- Polish Player poster
- Polish: Behawiorysta
- Genre: Crime drama
- Based on: Behawiorysta by Remigiusz Mróz
- Written by: Bartosz Janiszewski; Maciej Kazula;
- Directed by: Łukasz Palkowski; Marek Wróbel;
- Starring: Robert Więckiewicz; Krystian Pesta;
- Composer: Bartosz Chajdecki
- Country of origin: Poland
- Original language: Polish
- No. of seasons: 1
- No. of episodes: 8

Production
- Producers: Tomasz Cichoń; Violetta Furmaniuk-Zaorska;
- Cinematography: Marian Prokop
- Editors: Jan Kidawa-Błoński Jr.; Paweł Witecki;
- Running time: 40–47 minutes
- Production companies: TVN; Aktiv Media;

Original release
- Network: TVN; Player;
- Release: 4 January 2022

= The Behaviorist =

Polish crime drama television series

The Behaviorist (Behawiorysta) is a Polish crime drama television series based on the novel Behawiorysta by Remigiusz Mróz. It began airing on Player on 4 January 2022.

==Premise==
Gerard Edling, a former prosecutor and expert in kinesics, is tasked with helping track down a man who took students hostage in Opole.

==Cast==
- Robert Więckiewicz as Gerard Edling
- Krystian Pesta as Horst Zeiger
- Katarzyna Dąbrowska as Brygida Edling
- Anna Mrozowska as Prosecutor Beata Drejer
- Mirosław Haniszewski as Commissioner Marek Rosner
- Magdalena Czerwińska as Prosecutor Alicja Ubertowska
- Maria Sobocińska as Emilia Edling
- Anna Próchniak as Sergeant Weronika Dzwonek
- Ewa Kolasińska as Mrs.
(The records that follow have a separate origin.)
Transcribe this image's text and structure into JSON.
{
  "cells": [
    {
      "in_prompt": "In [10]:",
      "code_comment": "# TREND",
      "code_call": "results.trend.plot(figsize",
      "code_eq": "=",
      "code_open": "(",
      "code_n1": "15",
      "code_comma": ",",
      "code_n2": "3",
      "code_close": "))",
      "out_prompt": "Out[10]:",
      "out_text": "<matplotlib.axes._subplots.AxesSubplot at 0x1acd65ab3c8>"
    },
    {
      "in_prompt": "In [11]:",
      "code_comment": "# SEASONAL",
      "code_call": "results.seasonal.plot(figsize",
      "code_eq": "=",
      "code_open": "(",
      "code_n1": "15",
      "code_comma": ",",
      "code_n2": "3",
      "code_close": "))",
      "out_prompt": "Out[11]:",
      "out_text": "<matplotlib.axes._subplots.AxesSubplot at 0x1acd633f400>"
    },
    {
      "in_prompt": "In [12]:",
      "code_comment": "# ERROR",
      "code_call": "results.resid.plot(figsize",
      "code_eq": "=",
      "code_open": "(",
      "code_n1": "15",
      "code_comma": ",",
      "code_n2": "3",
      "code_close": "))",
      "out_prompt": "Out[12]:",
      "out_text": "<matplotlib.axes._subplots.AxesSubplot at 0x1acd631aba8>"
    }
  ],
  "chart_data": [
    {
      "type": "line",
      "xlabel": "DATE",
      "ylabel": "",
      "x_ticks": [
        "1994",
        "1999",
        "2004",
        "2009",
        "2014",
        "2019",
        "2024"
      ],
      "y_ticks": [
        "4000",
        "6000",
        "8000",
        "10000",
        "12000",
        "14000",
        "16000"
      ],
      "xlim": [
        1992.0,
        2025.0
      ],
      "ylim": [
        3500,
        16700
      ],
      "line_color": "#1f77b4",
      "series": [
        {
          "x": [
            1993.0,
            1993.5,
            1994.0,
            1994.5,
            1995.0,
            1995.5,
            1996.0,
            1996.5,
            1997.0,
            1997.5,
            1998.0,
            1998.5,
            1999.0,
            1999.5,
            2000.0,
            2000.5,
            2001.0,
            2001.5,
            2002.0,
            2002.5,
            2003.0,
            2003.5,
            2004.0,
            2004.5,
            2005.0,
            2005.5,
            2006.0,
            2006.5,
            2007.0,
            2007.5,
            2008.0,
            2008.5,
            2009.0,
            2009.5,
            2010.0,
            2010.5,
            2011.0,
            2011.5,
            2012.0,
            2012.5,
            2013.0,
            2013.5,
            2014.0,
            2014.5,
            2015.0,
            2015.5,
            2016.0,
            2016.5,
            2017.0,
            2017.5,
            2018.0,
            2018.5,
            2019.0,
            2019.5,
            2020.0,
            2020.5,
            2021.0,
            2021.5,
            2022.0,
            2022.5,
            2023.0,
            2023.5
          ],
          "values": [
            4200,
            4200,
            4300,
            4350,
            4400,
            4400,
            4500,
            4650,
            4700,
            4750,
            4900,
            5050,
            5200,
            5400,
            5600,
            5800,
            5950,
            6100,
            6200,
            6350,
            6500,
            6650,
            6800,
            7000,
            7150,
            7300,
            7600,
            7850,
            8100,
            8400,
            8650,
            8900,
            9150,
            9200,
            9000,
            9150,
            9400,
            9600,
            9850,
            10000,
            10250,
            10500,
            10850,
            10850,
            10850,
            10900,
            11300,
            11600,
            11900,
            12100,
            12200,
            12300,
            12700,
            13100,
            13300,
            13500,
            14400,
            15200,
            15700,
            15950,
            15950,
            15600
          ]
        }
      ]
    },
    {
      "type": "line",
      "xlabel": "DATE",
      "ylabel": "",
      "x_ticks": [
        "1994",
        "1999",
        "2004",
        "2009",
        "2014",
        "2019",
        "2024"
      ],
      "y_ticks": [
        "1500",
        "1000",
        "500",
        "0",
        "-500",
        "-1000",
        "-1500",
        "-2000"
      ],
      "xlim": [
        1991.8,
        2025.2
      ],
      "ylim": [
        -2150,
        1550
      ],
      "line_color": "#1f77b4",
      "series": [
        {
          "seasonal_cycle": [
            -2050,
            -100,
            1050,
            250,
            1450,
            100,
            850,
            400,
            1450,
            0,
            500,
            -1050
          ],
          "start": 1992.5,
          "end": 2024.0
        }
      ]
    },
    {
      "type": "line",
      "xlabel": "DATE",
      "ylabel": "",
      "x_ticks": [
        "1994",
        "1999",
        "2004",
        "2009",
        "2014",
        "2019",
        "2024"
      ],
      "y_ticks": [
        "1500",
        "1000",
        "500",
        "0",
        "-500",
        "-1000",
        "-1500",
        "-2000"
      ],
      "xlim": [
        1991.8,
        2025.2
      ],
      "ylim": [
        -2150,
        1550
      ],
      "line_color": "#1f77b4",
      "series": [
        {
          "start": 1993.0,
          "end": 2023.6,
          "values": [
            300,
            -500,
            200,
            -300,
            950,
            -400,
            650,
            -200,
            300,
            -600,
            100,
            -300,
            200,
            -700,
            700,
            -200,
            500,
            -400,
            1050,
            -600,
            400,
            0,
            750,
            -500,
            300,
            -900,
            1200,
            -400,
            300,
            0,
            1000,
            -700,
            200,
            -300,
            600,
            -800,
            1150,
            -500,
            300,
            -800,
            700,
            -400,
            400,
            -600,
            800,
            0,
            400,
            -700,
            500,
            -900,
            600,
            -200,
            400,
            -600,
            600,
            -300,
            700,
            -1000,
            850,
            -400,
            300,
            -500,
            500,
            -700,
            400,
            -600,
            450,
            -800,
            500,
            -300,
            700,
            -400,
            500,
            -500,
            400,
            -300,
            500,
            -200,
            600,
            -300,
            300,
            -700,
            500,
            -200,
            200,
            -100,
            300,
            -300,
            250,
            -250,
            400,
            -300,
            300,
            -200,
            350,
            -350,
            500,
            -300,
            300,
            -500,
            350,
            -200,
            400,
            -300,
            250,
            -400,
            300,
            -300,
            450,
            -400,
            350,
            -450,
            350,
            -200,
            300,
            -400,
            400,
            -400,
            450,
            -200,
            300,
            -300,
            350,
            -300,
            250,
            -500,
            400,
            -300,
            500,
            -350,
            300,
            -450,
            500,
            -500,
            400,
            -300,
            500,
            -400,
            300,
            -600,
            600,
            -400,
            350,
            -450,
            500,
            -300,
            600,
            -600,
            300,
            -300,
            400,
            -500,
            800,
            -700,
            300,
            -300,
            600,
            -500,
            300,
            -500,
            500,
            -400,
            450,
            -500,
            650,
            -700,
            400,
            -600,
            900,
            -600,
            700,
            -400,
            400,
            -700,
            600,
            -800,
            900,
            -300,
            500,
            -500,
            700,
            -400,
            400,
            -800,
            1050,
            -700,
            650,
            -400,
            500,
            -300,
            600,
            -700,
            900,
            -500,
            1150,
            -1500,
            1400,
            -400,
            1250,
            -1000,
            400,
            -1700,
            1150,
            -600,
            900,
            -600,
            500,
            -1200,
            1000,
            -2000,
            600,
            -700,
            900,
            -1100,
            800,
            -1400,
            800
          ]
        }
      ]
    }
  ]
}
Jadwiga Puta
- Rafał Zawierucha as Sebastian Bielak
- Marzena Kipiel-Sztuka as Horst's aunt
- Sandra Korzeniak as Brygida's therapist
- Sebastian Pawlak as Kamil
- Mirosław Zbrojewicz as Prosecutor Tomasz Rząsa
- Andrzej Walden as Ireneusz Jeleń
- Daria Kalinchuk as Zofia Iwanienko
- Maja Malesa as Lena

==Episodes==

| No. | Title | Duration | Original release date |
|---|---|---|---|
| 1 | "Episode 1" | 47 min | 4 January 2022 |
| 2 | "Episode 2" | 46 min | 11 January 2022 |
| 3 | "Episode 3" | 42 min | 18 January 2022 |
| 4 | "Episode 4" | 43 min | 25 January 2022 |
| 5 | "Episode 5" | 40 min | 1 February 2022 |
| 6 | "Episode 6" | 41 min | 8 February 2022 |
| 7 | "Episode 7" | 46 min | 15 February 2022 |
| 8 | "Episode 8" | 44 min | 22 February 2022 |

==Production==
Filming for the series began in May 2021 in Opole.